Like many who enter the profession, when I first encountered the role it was the technical variety and real world context that made it stand out for me. Bringing together a scientific background with a legal role directly relevant to business makes the patent profession quite unique. Since joining Keltie the role has really come alive, and I have seen why the patent profession is so important in supporting technology companies to protect their ideas, which are the foundation of their business.

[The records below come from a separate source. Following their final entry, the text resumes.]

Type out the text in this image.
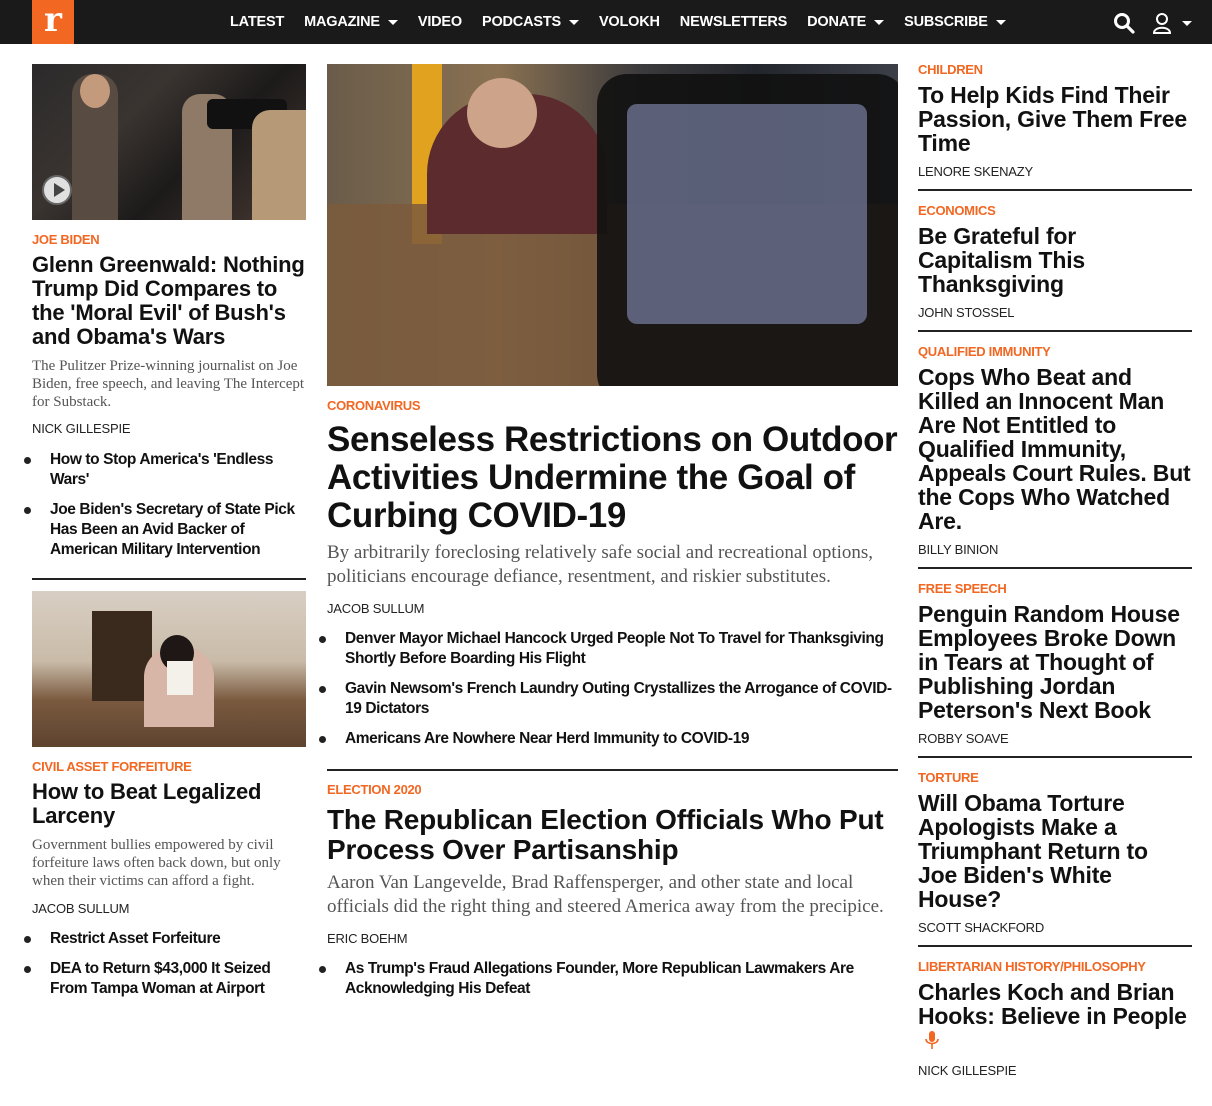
r	LATEST MAGAZINE	VIDEO PODCASTS	VOLOKH NEWSLETTERS DONATE	SUBSCRIBE
JOE BIDEN
Glenn Greenwald: Nothing Trump Did Compares to the 'Moral Evil' of Bush's and Obama's Wars
The Pulitzer Prize-winning journalist on Joe Biden, free speech, and leaving The Intercept for Substack.
NICK GILLESPIE
How to Stop America's 'Endless Wars'
Joe Biden's Secretary of State Pick Has Been an Avid Backer of American Military Intervention
CIVIL ASSET FORFEITURE
How to Beat Legalized Larceny
Government bullies empowered by civil forfeiture laws often back down, but only when their victims can afford a fight.
JACOB SULLUM
Restrict Asset Forfeiture
DEA to Return $43,000 It Seized From Tampa Woman at Airport
CORONAVIRUS
Senseless Restrictions on Outdoor Activities Undermine the Goal of Curbing COVID-19
By arbitrarily foreclosing relatively safe social and recreational options, politicians encourage defiance, resentment, and riskier substitutes.
JACOB SULLUM
Denver Mayor Michael Hancock Urged People Not To Travel for Thanksgiving Shortly Before Boarding His Flight
Gavin Newsom's French Laundry Outing Crystallizes the Arrogance of COVID-19 Dictators
Americans Are Nowhere Near Herd Immunity to COVID-19
ELECTION 2020
The Republican Election Officials Who Put Process Over Partisanship
Aaron Van Langevelde, Brad Raffensperger, and other state and local officials did the right thing and steered America away from the precipice.
ERIC BOEHM
As Trump's Fraud Allegations Founder, More Republican Lawmakers Are Acknowledging His Defeat
CHILDREN
To Help Kids Find Their Passion, Give Them Free Time
LENORE SKENAZY
ECONOMICS
Be Grateful for Capitalism This Thanksgiving
JOHN STOSSEL
QUALIFIED IMMUNITY
Cops Who Beat and Killed an Innocent Man Are Not Entitled to Qualified Immunity, Appeals Court Rules. But the Cops Who Watched Are.
BILLY BINION
FREE SPEECH
Penguin Random House Employees Broke Down in Tears at Thought of Publishing Jordan Peterson's Next Book
ROBBY SOAVE
TORTURE
Will Obama Torture Apologists Make a Triumphant Return to Joe Biden's White House?
SCOTT SHACKFORD
LIBERTARIAN HISTORY/PHILOSOPHY
Charles Koch and Brian Hooks: Believe in People
NICK GILLESPIE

Our daily activities of drafting patent applications and formulating and presenting arguments for patentability are our bread and butter. Understanding the relevant technology, what is ‘clever’ about it and why, and being able to express this using clear language (that will translate well!) is essential. In private practice, clear communication is also a major part of looking after your clients: jargon needs to be avoided and the complexities of the patent application process should be explained with care. Understanding your client’s specific needs and expectations is also key: more patent-savvy clients may already have a good understanding of the patent system and may instead be looking for specifically tailored, high level, strategic advice.
The remit of the job goes beyond filing and progressing patent applications, and includes a spectrum of issues relevant to our clients’ businesses. From proposing cost effective filing strategies to providing an opinion on infringement or attacking a third party’s patent, the goal is always to be down-to-earth and commercially relevant.
Keltie is a fundamentally down-to-earth firm. It is refreshing to be part of a flat, unstuffy structure and to work in an open plan office. It’s amazing the difference this makes: teamwork happens naturally and the day never goes by without some teasing and banter.
This is a youthful and energetic firm where new starters are given immediate client contact and a real variety of interesting work from the start. Training at Keltie is hands-on and we learn through the experience we gain. Each new starter typically works with two or three supervisors on different pieces of work, so you get a balanced view of how to approach the work and you can develop your own style. A typical workload for a trainee could include analysing and reporting examination reports, preparing monthly reports on a patent portfolio, attending client meetings or telecons and drafting a patent application from scratch.
We are encouraged to get stuck in to marketing, give opinions and suggestions for the firm and to enjoy the social side of working as a team. Everyone pulls their weight and is engaged with what they are doing. At Keltie new starters can feel a sense of ownership over their work because we are given responsibility and allowed to run with it.